Understanding the OSI and TCP/IP Models

The OSI (Open Systems Interconnection) model consists of seven layers: physical, data link, network, transport, session, presentation, and application. It provides a conceptual framework to understand how data is transmitted across networks, with each layer handling specific functions like routing, error checking, and data formatting. Headers and footers (footers are less common in network layers but are used in some protocols like Ethernet frames) encapsulate data as it moves up and down the layers (Zhao & Zhang, 2019).

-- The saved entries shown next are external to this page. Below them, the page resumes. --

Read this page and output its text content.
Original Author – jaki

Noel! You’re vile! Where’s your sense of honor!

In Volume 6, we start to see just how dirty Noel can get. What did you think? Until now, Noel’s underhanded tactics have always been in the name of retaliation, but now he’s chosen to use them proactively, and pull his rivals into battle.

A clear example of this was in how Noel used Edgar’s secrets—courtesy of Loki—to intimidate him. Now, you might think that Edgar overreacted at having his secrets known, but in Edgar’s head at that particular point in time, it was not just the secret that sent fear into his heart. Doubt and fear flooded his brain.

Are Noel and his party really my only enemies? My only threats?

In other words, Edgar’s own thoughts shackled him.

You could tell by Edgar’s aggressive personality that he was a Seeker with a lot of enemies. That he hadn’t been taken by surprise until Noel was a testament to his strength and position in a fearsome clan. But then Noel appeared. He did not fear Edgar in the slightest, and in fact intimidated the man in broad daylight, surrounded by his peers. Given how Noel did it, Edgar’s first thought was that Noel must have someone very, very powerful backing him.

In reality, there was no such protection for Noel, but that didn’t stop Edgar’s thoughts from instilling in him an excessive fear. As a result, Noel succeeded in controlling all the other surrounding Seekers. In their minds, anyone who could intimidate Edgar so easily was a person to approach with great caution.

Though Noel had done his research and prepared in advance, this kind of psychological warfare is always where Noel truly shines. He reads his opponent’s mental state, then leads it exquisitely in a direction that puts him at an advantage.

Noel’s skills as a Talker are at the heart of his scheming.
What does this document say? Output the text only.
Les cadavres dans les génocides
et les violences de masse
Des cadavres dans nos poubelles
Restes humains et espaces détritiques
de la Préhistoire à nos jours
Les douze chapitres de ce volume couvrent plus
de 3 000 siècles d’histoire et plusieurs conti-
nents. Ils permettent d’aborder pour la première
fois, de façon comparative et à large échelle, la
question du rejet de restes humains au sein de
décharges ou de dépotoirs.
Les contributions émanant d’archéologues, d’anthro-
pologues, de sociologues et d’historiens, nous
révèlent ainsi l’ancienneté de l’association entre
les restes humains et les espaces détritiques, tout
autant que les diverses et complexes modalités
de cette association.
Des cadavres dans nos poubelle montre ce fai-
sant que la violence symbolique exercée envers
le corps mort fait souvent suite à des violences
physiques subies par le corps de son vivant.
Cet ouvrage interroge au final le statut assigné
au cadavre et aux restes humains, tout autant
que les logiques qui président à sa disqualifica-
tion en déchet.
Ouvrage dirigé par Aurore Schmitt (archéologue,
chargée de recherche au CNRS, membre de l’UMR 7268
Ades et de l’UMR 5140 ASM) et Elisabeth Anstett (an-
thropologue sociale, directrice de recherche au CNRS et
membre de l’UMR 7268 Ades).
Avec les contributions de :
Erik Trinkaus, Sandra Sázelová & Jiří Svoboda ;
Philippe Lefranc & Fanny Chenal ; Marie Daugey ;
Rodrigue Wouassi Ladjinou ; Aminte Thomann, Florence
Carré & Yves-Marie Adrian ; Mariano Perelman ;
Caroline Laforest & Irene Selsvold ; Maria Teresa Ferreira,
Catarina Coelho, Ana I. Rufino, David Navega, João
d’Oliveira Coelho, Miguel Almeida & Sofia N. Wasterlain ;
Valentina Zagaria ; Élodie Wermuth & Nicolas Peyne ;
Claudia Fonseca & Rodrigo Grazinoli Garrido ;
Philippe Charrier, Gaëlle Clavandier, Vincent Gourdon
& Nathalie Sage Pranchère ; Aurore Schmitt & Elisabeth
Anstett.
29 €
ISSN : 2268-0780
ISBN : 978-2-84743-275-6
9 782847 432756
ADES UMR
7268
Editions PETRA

The TCP/IP model simplifies this into four layers: link, internet, transport, and application. It is the foundation of the internet, guiding how devices communicate over networks, using protocols such as IP, TCP, and HTTP. For example, when requesting a webpage, the application layer uses HTTP, which is encapsulated and transmitted via TCP, routed through the internet using IP addresses, then decapsulated at the destination to display the webpage (Kurose & Ross, 2020). Understanding these models helps in troubleshooting and designing effective network systems.

Conclusion

Developing a solid network infrastructure for Therall Industries involves integrating wired and wireless designs, establishing secure VPNs, deploying high-capacity WAN links like T3, and ensuring robust security practices. Embedding understanding of fundamental models like OSI and TCP/IP enhances troubleshooting and future network scalability. Adhering to best practices guarantees a smooth, secure, and efficient communication environment, supporting the company's innovative endeavors and operational needs.

References

• Comer, D. E. (2018). Internetworking with TCP/IP Vol. 1: Principles, Protocols, and Architecture (6th ed.). Pearson.
• Kurose, J. F., & Ross, K. W. (2020). Computer Networking: A Top-Down Approach (7th ed.). Pearson.
• Zhao, J., & Zhang, L. (2019). Understanding the OSI Model: A Practical Guide. IEEE Communications Magazine, 57(4), 78-83.
• Stallings, W. (2017). Data and Computer Communications (10th ed.). Pearson.
• Cisco Systems. (2023). Wireless Access Point Deployment Best Practices. Cisco.
• Federal Communications Commission (FCC). (2022). Understanding T3 Lines and High-Speed Data Transmission.
• Hassan, S., & Khan, R. (2021). VPN Security Protocols and Implementation. Journal of Network and Computer Applications, 182, 103045.
• ITU Telecommunication Standardization Sector. (2020). SONET/SDH Standards for T3/DS3 Lines.
• Cybersecurity and Infrastructure Security Agency (CISA). (2023). Ransomware Response and Prevention Guidance.
• Barker, S. (2019). Bluetooth and Zigbee PAN Technologies in Industrial Applications. IEEE Transactions on Industrial Informatics, 15(3), 1234-1242.